Section: Research Program

Statistical Parsing

Participants : Djamé Seddah, Marie-Hélène Candito, Benoît Crabbé, Éric Villemonte de La Clergerie, Benoît Sagot, Corentin Ribeyre, Pierre Boullier, Maximin Coavoux.

Contrary to symbolic approaches to parsing, in statistical parsing, the grammar is extracted from a corpus of syntactic trees : a treebank. The main advantage of the statistical approach is to encode within the same framework the parsing and disambiguating tasks. The extracted grammar rules are associated with probabilities that allow to score and rank the output parse trees of an input sentence. This obvious advantage of probabilistic context-free grammars has long been counterbalanced by two main shortcomings that resulted in poor performance for plain PCFG parsers: (i) the generalization encoded in non terminal symbols that stand for syntagmatic phrases is too coarse (so probabilistic independence between rules is too strong an assertion) and (ii) lexical items are underused. In the last decade though, effective solutions to these shortcomings have been proposed. Symbol annotation, either manual [72] or automatic [75], [76] captures inter-dependence between CFG rules. Lexical information is integrated in frameworks such as head-driven models that allow lexical heads to percolate up the syntagmatic tree [59], or probabilistic models derived from lexicalized Tree Adjoining grammars, such as Stochastic Tree Insertion Grammars [58].

In the same period, totally different parsing architectures have been proposed, to obtain dependency-based syntactic representations. The properties of dependency structures, in which each word is related to exactly one other word, make it possible to define dependency parsing as a sequence of simple actions (such as read buffer and store word on top of a stack, attach read word as dependent of stack top word, attach read word as governor of stack top word ...) [94], [74]. Classifiers can be trained to choose the best action to perform given a partial parsing configuration.

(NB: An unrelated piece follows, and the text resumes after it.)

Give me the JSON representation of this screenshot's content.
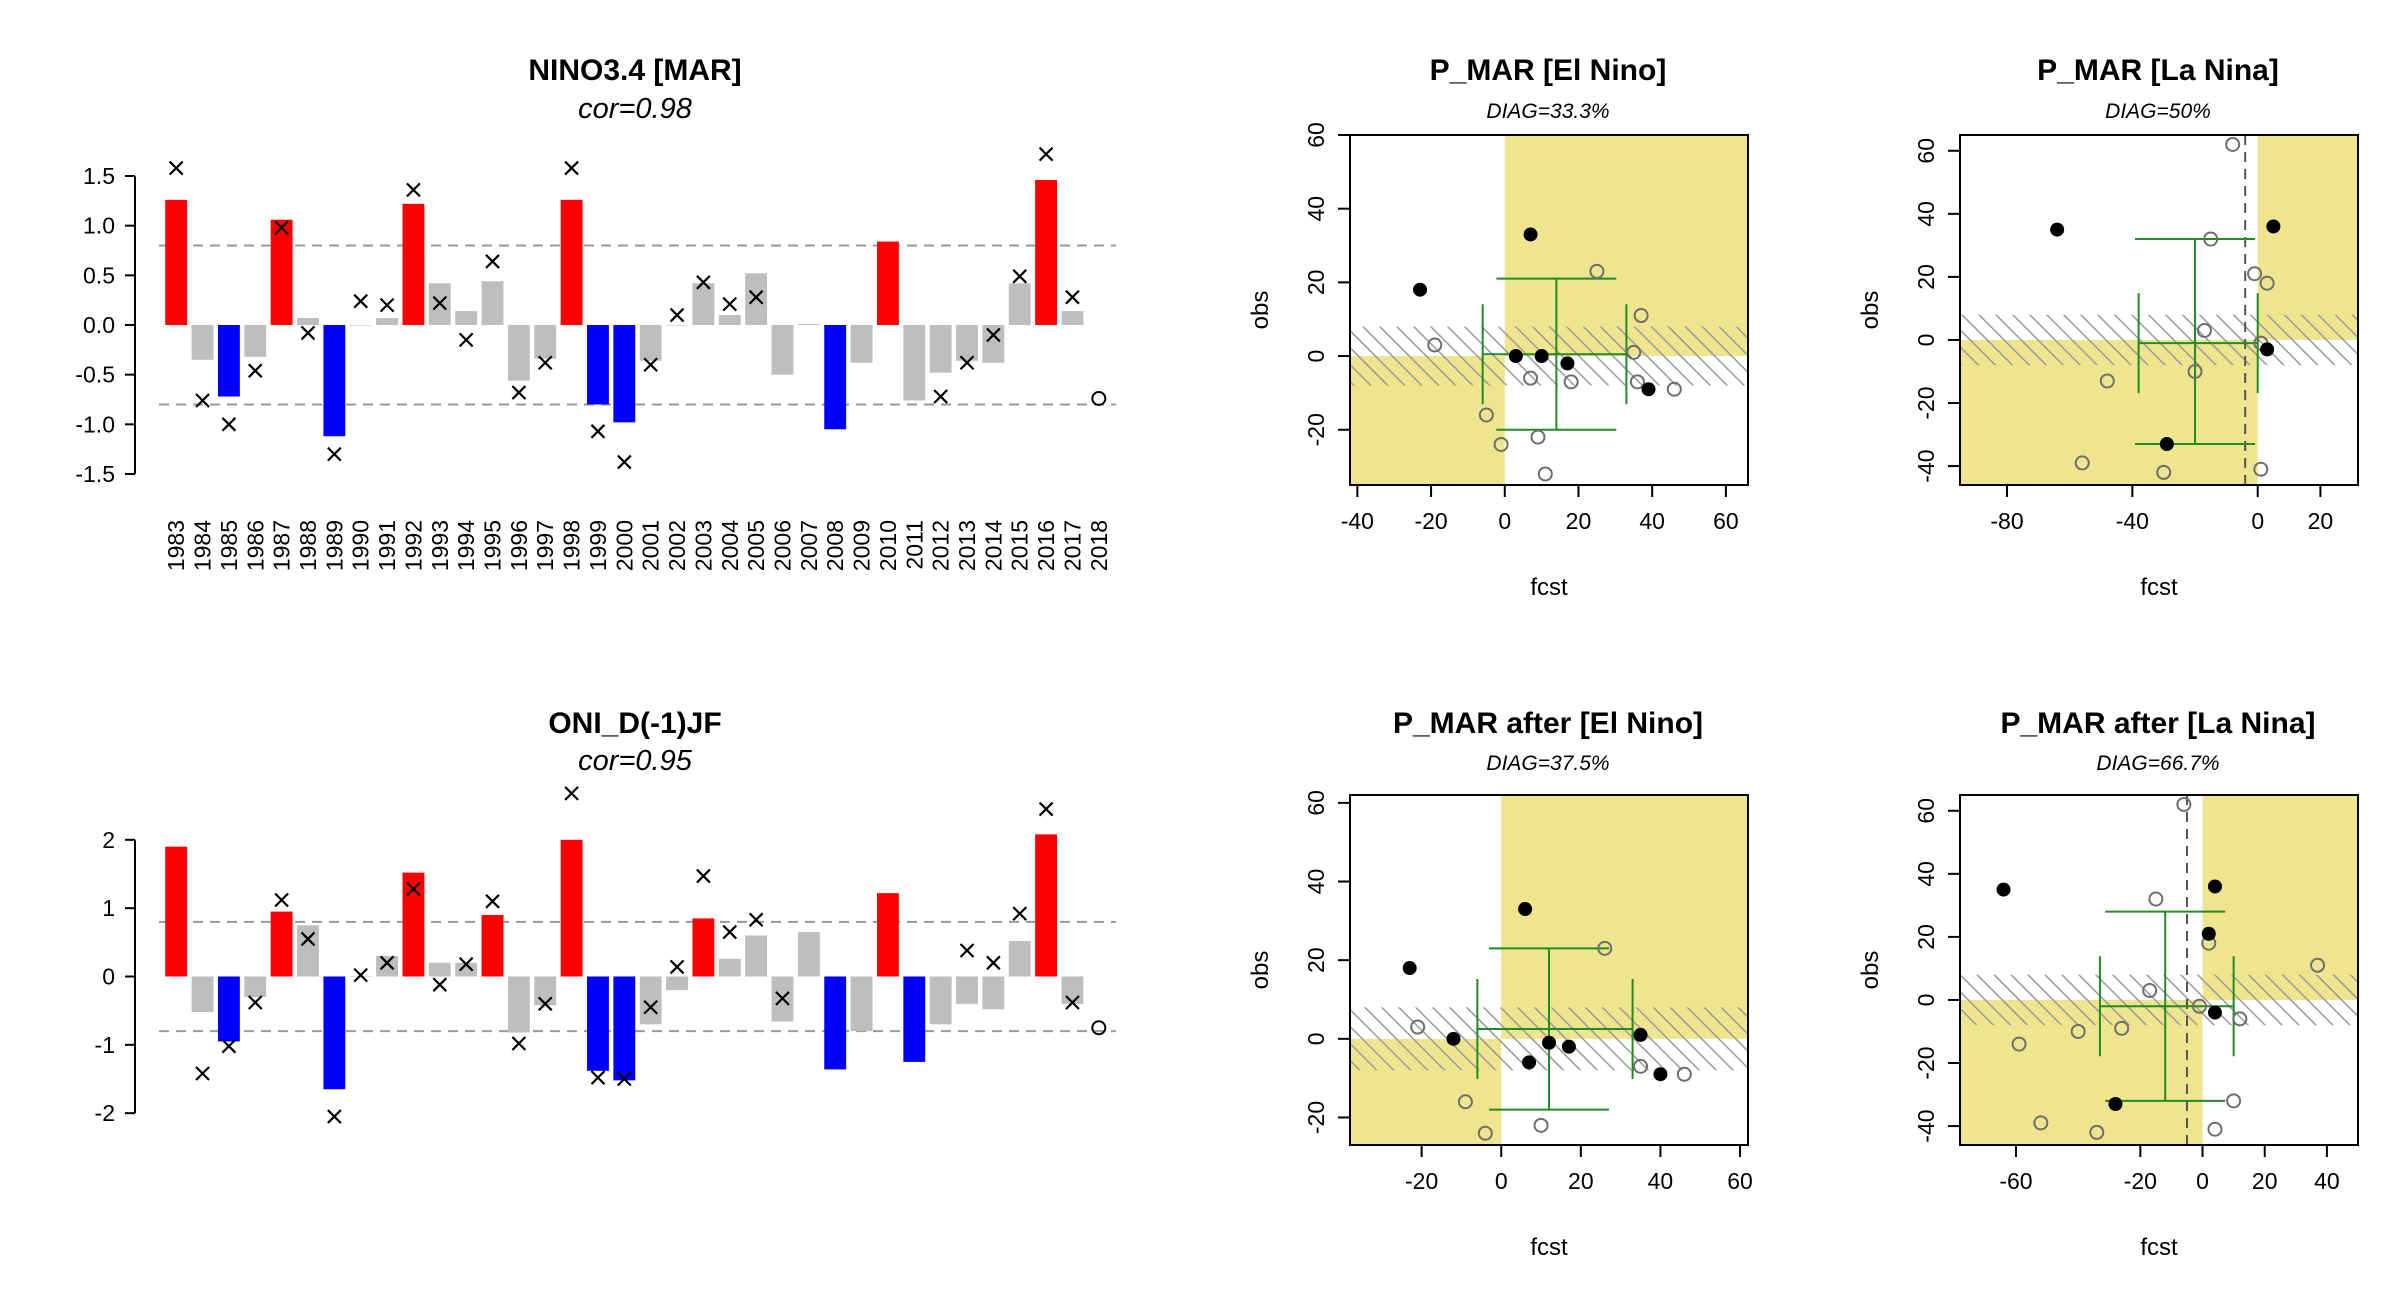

In another approach, dependency parsing is cast into the problem of finding the maximum spanning tree within the graph of all possible word-to-word dependencies, and online classification is used to weight the edges [73]. These two kinds of statistical dependency parsing allow to benefit from discriminative learning, and its ability to easily integrate various kinds of features, which is typically needed in a complex task such as parsing.

Statistical parsing is now effective, both for syntagmatic representations and dependency-based syntactic representations. Alpage has obtained state-of-the-art parsing results for French, by adapting various parser learners for French, and works on the current challenges in statistical parsing, namely (1) robustness and portability across domains and (2) the ability to incorporate exogenous data to improve parsing attachment decisions. Alpage is the first French team to have turned the French TreeBank into a resource usable for training statistical parsers, to distribute a dependency version of this treebank, and to make freely available various state-of-the art statistical POS-taggers and parsers for French. We review below the approaches that Alpage has tested and adapted, and the techniques that we plan to investigate to answer these challenges.

In order to investigate statistical parsers for French, we have first worked how to use the French Treebank [53], [52] and derive the best input for syntagmatic statistical parsing [60]. Benchmarking several PCFG-based learning frameworks [86] has led to state-of-the-art results for French, the best performance being obtained with the split-merge Berkeley parser (PCFG with latent annotations) [76].

In parallel to the work on dependency based representation, presented in the next paragraph, we also conducted a preliminary set of experiments on richer parsing models based on Stochastic Tree Insertion Grammars as used in [58] and which, besides their inferior performance compared to PCFG-LA based parser, raise promising results with respect to dependencies that can be extracted from derivation trees. One variation we explored, that uses a specific TIG grammar instance, a vertical grammar called spinal grammars, exhibits interesting properties wrt the grammar size typically extracted from treebanks (a few hundred unlexicalized trees, compared to 14 000 CFG rules). These models are currently being investigated in our team [89].

Pursuing our work on PCFG-LA based parsing, we investigated the automatic conversion of the treebank into dependency syntax representations [57], that are easier to use for various NLP applications such as question-answering or information extraction, and that are a better ground for further semantic analysis. This conversion can be applied on the treebank, before training a dependency-based parser, or on PCFG-LA parsed trees. This gives the possibility to evaluate and compare on the same gold data, both syntagmatic- and dependency-based statistical parsing. This also paved the way for studies on the influence of various types of lexical information.